I controlled the osscluster retry count by setting redis.UniversalOptions.MaxRedirects = -1.
@VIVALXH You should set MaxRetries to -1 instead of MaxRedirects. Or it will prevent retrying while receiving the TRYAGAIN error.
@git-hulk
I am using ClusterClient, and internally it uses MaxRedirects instead of MaxRetries in its process function. It worked as expected and achieved our goal of preventing duplicate data. https://github.com/redis/go-redis/blob/1139bc3aa9073851f67faa6d68df07a566901dd7/osscluster.go#L967
This suggests that retries might have caused the data duplication, but in reality, we cannot set the retries to zero because it lost amount of data.
@VIVALXH The cluster client also supports the MaxRetries, set MaxRedirects=-1 wouldn't retry when occuring the TRYGAIN error.
Hi @VIVALXH
go-redis might retry on network error. Would you mind disabling the retry to see if the issue is still existing? https://github.com/redis/go-redis/blob/1139bc3aa9073851f67faa6d68df07a566901dd7/options.go#L75C2-L75C12
@git-hulk Now we conclude that the retry may have caused the duplicate data, but in practice it is impossible to cancel the retry.

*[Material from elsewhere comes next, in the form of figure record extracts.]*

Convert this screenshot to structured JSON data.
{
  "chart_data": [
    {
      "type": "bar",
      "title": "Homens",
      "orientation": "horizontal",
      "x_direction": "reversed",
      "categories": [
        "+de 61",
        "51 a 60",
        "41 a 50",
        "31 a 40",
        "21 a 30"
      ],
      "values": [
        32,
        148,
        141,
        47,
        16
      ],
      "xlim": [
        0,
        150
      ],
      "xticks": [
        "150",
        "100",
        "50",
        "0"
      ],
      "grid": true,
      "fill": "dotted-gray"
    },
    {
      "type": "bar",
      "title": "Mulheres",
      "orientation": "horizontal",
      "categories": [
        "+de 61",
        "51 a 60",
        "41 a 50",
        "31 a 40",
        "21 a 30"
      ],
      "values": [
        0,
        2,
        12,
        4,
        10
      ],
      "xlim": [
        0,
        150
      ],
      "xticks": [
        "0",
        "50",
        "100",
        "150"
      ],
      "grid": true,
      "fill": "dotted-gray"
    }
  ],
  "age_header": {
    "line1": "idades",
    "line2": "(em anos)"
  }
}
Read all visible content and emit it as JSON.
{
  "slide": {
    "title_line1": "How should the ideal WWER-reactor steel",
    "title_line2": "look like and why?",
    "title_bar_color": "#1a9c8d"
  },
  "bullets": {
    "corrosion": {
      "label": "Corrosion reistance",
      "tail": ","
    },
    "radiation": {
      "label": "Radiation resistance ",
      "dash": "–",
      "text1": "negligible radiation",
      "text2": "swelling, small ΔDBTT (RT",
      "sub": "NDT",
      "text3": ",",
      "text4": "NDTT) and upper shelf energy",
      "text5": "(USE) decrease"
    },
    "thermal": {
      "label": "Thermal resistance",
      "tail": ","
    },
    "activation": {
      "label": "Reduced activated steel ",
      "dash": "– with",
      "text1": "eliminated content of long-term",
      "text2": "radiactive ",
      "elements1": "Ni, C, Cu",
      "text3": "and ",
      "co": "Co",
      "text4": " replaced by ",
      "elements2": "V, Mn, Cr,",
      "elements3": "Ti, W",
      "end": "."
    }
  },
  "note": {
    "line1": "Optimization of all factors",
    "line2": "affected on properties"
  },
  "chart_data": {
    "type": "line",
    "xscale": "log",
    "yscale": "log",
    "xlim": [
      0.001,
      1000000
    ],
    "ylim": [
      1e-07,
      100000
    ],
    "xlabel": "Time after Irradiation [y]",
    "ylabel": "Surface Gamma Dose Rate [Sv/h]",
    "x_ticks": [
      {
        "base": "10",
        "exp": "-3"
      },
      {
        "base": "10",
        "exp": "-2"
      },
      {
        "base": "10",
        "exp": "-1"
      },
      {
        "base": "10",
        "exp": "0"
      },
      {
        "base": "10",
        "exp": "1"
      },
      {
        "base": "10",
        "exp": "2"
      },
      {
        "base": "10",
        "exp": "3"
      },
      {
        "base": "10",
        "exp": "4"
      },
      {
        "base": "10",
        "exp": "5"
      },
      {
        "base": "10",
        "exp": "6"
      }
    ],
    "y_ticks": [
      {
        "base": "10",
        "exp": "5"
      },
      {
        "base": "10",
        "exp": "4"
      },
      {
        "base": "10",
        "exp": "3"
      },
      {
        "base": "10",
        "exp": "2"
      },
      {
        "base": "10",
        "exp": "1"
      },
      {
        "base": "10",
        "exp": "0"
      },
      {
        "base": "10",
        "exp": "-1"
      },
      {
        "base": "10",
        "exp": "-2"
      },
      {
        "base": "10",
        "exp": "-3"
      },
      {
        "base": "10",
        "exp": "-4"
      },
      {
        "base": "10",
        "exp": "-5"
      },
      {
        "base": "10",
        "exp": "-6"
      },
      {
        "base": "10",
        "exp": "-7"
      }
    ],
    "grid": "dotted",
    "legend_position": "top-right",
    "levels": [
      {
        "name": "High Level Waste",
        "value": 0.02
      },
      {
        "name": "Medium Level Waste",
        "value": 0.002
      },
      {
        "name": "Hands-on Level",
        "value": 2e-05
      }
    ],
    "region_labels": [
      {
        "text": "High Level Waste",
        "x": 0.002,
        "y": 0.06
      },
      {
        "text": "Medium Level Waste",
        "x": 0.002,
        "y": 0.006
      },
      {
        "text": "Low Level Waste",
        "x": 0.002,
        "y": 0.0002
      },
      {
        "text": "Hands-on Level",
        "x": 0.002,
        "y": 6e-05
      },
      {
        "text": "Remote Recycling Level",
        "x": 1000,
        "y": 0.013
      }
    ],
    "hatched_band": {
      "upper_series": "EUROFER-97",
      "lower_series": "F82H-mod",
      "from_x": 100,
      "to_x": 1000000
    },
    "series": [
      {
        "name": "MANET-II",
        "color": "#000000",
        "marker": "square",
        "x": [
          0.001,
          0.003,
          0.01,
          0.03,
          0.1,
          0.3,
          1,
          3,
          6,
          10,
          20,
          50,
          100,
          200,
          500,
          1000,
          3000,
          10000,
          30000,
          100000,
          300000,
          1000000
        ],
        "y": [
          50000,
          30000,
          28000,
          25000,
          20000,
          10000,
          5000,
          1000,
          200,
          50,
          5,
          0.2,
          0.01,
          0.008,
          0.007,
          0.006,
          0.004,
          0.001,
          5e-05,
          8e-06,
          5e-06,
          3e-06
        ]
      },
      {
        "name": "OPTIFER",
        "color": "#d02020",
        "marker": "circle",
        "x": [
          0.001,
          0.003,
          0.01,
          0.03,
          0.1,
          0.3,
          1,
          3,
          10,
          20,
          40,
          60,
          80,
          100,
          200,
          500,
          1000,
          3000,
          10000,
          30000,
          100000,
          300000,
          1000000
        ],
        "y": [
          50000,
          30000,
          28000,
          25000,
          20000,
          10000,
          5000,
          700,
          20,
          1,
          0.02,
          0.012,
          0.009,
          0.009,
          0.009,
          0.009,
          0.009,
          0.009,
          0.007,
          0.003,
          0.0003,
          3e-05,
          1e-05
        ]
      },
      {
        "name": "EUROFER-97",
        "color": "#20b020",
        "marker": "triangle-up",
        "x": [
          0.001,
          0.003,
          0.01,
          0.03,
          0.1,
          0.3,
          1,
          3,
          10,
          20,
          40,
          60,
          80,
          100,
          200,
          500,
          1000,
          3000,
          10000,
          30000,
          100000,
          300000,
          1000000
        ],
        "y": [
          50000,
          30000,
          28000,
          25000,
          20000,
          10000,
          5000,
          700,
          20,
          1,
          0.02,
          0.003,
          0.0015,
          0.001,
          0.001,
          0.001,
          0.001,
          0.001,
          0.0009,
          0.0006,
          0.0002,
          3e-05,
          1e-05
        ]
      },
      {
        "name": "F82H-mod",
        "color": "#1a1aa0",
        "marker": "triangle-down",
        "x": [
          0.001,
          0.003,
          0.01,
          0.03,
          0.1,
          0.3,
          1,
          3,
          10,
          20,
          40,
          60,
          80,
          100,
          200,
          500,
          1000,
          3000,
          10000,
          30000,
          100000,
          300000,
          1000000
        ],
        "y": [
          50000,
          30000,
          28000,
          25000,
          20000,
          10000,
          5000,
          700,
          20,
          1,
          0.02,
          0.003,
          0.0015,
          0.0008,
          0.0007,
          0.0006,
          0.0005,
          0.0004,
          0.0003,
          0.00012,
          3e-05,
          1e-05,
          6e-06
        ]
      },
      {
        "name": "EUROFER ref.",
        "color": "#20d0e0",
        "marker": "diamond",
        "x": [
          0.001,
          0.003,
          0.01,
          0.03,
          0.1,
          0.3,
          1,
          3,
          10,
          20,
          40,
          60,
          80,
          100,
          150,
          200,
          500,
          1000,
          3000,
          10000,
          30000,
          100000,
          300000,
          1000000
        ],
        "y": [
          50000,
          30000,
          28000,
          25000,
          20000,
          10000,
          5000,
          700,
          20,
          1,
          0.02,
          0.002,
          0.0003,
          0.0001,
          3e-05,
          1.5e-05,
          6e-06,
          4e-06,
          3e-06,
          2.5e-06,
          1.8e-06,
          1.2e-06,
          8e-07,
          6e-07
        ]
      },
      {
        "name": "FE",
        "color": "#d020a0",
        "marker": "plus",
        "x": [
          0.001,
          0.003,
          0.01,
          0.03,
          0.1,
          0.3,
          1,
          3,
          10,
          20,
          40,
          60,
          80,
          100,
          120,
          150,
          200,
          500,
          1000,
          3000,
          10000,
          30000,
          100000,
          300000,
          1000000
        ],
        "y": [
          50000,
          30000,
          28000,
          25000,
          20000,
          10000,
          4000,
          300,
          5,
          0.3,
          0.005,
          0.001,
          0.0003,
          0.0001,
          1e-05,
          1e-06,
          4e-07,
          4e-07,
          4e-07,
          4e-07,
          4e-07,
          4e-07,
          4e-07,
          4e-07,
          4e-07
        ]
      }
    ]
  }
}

@VIVALXH The cluster client also supports the MaxRetries, set MaxRedirects=-1 wouldn't retry when occuring the TRYGAIN error.
@git-hulk
Hello, I tried setting MaxRetries=-1 today, but duplicate data still occurred. Only when I set MaxRedirects=-1 did the duplicate data stop.
So I guess the data duplication is caused by retries due to Moved errors or TryAgain errors?
So I guess the data duplication is caused by retries due to Moved errors or TryAgain errors?
I'm not quite sure about this. But after considering this issue, it's impossible to push an element exactly once in a list without the deduplicate mechanism. Because we always need to retry once there are any network issues or timeout, or it might lose data.
So I guess the data duplication is caused by retries due to Moved errors or TryAgain errors?
I'm not quite sure about this. But after considering this issue, it's impossible to push an element exactly once in a list without the deduplicate mechanism. Because we always need to retry once there are any network issues or timeout, or it might lose data.
yes, it is impossible to cancel the retry because it lost amount of data.
At present, the situation of duplicate data only occurs when scaling. Is there any other solution that can avoid this?